The sudden realization that the things in my life are connected may seem asinine to most but it’s the truth. There have been certain constants in my life that have followed me from my childhood into adulthood. The only thing that has really changed is the medium in which I do things. These constants include writing, reading, photography, television, and music.
My love of the written word began in the womb. My father would read Charles Dickens to my mother in the hopes that I would be able to recite A Tale of Two Cities verbatim by the time I sprung out of my mother’s uterus. This trick must have worked because I was fairly advanced for a child my age. However, I did not begin to write my own poetry and stories until I was six. One avid memory I have is sitting in the back seat of my father’s old car with a Barbie notebook and writing about the leaves changing color. The northeast US is beautiful during Autumn and my six year old self was so enamored by nature’s beauty that I attempted to articulate it with a six year’s old vocabulary.
My relationship with writing took a turn for the worst when I became frustrated about not writing the “great American novel” by the time I was twelve. Frustration turned to angst as I traded in my Barbie notebook for a locked journal. My intense feelings about nature turned to crushes on various boys. My quest for universal truth turned to a quest about if said boy of the school year liked me. Prepubescence struck like lightning and soon my writing dreams went out of the window.
Similarly, my relationship with reading also took a turn during this dark period. My love of difficult works turned to trivial works like Captain Underpants. I no longer challenged myself with reading and fell into a trap. I no longer read for myself but for what was deemed popular at the time. This is a sad fact that I have tried to correct by having a reading list every year since 2012. Reading also took a backseat as my academic progressed. Reading for school went from being a joyous albeit required to being depressing and expensive. I firmly believe that school killed my love of reading but maybe I shouldn’t be so harsh on the American academic system. That’s an argument for another day.

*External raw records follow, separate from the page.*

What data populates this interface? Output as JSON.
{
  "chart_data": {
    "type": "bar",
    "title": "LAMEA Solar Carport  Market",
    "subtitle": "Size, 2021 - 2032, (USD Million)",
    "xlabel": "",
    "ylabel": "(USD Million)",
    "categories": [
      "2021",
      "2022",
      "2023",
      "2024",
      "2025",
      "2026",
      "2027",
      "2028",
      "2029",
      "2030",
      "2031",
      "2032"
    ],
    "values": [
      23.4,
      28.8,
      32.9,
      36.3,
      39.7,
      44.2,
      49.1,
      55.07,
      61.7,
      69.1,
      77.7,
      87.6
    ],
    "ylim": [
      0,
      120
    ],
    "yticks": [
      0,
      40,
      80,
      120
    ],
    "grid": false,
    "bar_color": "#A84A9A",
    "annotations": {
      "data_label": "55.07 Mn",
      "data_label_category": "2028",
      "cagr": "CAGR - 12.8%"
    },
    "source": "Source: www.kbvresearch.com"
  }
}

One thing that can be argued about is the rise of photography through advancing technology. Anyone can be a photographer now, despite not studying the art. People tend to forget that photography is art. It’s complexity makes the gears in our head turn faster. It makes our hearts skip a beat. Our breath gets caught when we see a photograph that moves us.

Photography and I go back to when film was still widely used. Disposable cameras were all the rage. Andre 3000 didn’t write a song about destroying a polaroid picture yet. Photography was selective because you only had a certain number of shots before you ran out of film. It was beautiful and frustrating to amateurs like me. I received my first film camera at 8. It was a Fujifilm Smart Shot Deluxe camera.
I never felt confident in my photo taking capabilities because I didn’t have a steady hand. I would constantly shake and I could never line up angles properly. Film was frustrating but it taught me the art of framing a shot. Waiting and watching for that perfect moment when the stars align, the sky is clear, no tourists are in the way, and the shot is yours. Social media has furthered my love of photography and I love that it is more accessible now. I no longer have to worry about using up all of my film, only to hate the shots when they were developed. However, I still hold onto the lessons that I learned from my early days.

Lessons from the past are important to learn from in order to have a better future. Television taught me that. It played a large part in my formative years yet I wasn’t allowed to watch much, besides PBS. Sesame Street helped me get over my speech impediment and gave me the gift of emulating speech. Arthur was definitely my favorite show growing up. There are silly things that I remember from episodes that I haven’t seen in over ten years. Things like that stay with you forever. I may not watch as much t.v. as I used to but YouTube has definitely affected me in the same way. Philip DeFranco is one of my favorite YouTubers because he’s kept it real from the jump. I remember watching my first sxephil video and I remember his old intro. Things will continue to change and evolve. But that’s the beauty of human ingenuity. There will always be creative people that push the envelope, tear down walls, shatter glass ceilings, and pick up the pieces from the collapse.
Music is my favorite artistic outlet because it combines my love of words and rhythm. I am not a dancer at all but sometimes music gets stuck in my bones. I start moving as though I’m trying to let it out. Certain songs take me back. I can’t help but dance or sing out of tune when I hear certain songs. Memory lane is a nice place but I tend not to dwell there for too long. It’s easy to get caught up in the demons of one’s past. It’s best to let sleeping dogs lie.
I’ll close this with a thought from my previous post. Moments too quickly become memories.
tl;dr Don’t stay in memory lane for too long or else you’ll dig up the ghosts of electronics past.